El problema está en que, mientras la congestión judicial aumenta, el Gobierno sigue metido de lleno en impulsar una reforma de la justicia que poco o nada va a contribuir a resolver las dificultades del atraso judicial. Así, por ejemplo, mientras impulsa la medida de entregar a los abogados y notarios ciertas funciones de jueces para la resolución de pequeñas causas, el informe muestra que dos de cada tres casos que ingresaron en el 2010 a la Fiscalía correspondían a hurtos (22,4%), lesiones personales (16,2%), inasistencia alimentaria (8,5%), tráfico o porte de estupefacientes (8,3%), violencia intrafamiliar (7,4%) y homicidio (4,1%).

Es claro que la mayor presión delictiva sobre la administración de justicia no solo proviene del descuido del Gobierno, que por andar metido en las reformas se olvida de estructurar políticas de financiamiento, capacitación y gestión que contribuyan al mejor funcionamiento del aparato judicial. También se originan en que su vocación reformadora no puede contener la tendencia a aumentar las conductas delictivas, como ocurrió el año pasado con la expedición de las leyes de seguridad ciudadana y el estatuto anticorrupción que tipificaron 18 nuevas conductas delictivas.

El problema no está entonces en el sistema acusatorio, como podría pensarse, sino en la falta de políticas públicas de justicia. En el informe se encuentran datos que muestran las ventajas que le ha traído al país la adopción de ese sistema. Por ejemplo, la reducción de tiempos procesales, que pasaron de un promedio general de 890 días en el 2007 a 120 días en el 2010; y la disminución de los costos promedio de los procesos penales, que pasaron de 1’018.805 pesos en la Ley 600, a menos de 500.000.

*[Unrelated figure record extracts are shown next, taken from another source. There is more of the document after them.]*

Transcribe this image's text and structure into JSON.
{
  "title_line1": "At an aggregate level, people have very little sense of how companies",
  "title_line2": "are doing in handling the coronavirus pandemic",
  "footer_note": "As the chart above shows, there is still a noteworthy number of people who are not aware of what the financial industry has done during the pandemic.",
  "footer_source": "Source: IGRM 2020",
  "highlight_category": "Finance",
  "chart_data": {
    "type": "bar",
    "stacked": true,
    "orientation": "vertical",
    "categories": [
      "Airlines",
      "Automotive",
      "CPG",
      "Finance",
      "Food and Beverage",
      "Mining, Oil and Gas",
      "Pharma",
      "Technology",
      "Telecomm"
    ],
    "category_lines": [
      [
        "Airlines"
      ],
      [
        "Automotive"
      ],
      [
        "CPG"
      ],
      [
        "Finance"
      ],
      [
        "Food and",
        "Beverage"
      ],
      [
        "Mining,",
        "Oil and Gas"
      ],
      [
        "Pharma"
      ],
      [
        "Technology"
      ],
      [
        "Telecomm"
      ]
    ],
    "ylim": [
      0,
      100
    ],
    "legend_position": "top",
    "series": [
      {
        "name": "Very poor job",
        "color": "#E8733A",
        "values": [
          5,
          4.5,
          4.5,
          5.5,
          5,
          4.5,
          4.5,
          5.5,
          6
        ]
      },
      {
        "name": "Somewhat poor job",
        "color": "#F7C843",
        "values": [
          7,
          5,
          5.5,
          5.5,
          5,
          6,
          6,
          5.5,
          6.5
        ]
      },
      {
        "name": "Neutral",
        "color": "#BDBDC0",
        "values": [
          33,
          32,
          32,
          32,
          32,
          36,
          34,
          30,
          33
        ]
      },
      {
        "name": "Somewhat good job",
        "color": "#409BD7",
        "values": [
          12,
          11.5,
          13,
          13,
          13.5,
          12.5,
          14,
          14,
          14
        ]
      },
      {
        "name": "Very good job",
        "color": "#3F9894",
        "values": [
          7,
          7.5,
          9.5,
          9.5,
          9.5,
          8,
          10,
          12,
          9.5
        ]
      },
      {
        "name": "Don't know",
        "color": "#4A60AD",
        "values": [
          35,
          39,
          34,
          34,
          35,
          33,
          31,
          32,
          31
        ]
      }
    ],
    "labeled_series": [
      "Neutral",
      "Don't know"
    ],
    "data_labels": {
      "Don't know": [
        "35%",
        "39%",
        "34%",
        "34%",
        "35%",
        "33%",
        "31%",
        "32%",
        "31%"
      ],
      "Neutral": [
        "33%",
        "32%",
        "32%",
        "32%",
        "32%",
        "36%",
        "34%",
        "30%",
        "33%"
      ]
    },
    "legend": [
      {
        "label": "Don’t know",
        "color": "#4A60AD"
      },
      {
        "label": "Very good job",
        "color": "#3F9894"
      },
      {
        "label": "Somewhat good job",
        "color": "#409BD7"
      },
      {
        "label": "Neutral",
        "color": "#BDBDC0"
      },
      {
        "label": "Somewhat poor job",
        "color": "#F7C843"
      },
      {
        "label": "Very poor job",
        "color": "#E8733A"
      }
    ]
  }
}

Además, el 74,2% de las sentencias condenatorias resultó de la aceptación de cargos y el 12,6% fue el producto de un preacuerdo, lo que, según la CEJ, “evidencia la importancia que tienen los instrumentos de justicia premial en la eficacia del sistema acusatorio”.

El informe es exhaustivo al mostrar con cifras los inconvenientes que impiden que el sistema acusatorio haga una mejor contribución a los objetivos de hacer más eficaz y eficiente el sistema penal; de perseguir y sancionar la criminalidad; otorgar mayores garantías a los ciudadanos; fortalecer la justicia restaurativa; o aumentar la confianza de los individuos en la calidad de las decisiones judiciales. Pero el problema no es del sistema.

Es la falta de políticas. Es del Gobierno, que es el responsable de trazar los cursos de acción que faciliten las tareas de los operadores judiciales.

El Gobierno debería recobrar la lección que a César Gaviria le dejó su paso por la presidencia, cuando reconoció que “si volviera a gobernar, dedicaría más esfuerzos a mejorar la calidad de las políticas públicas que a pensar en las grandes reformas”.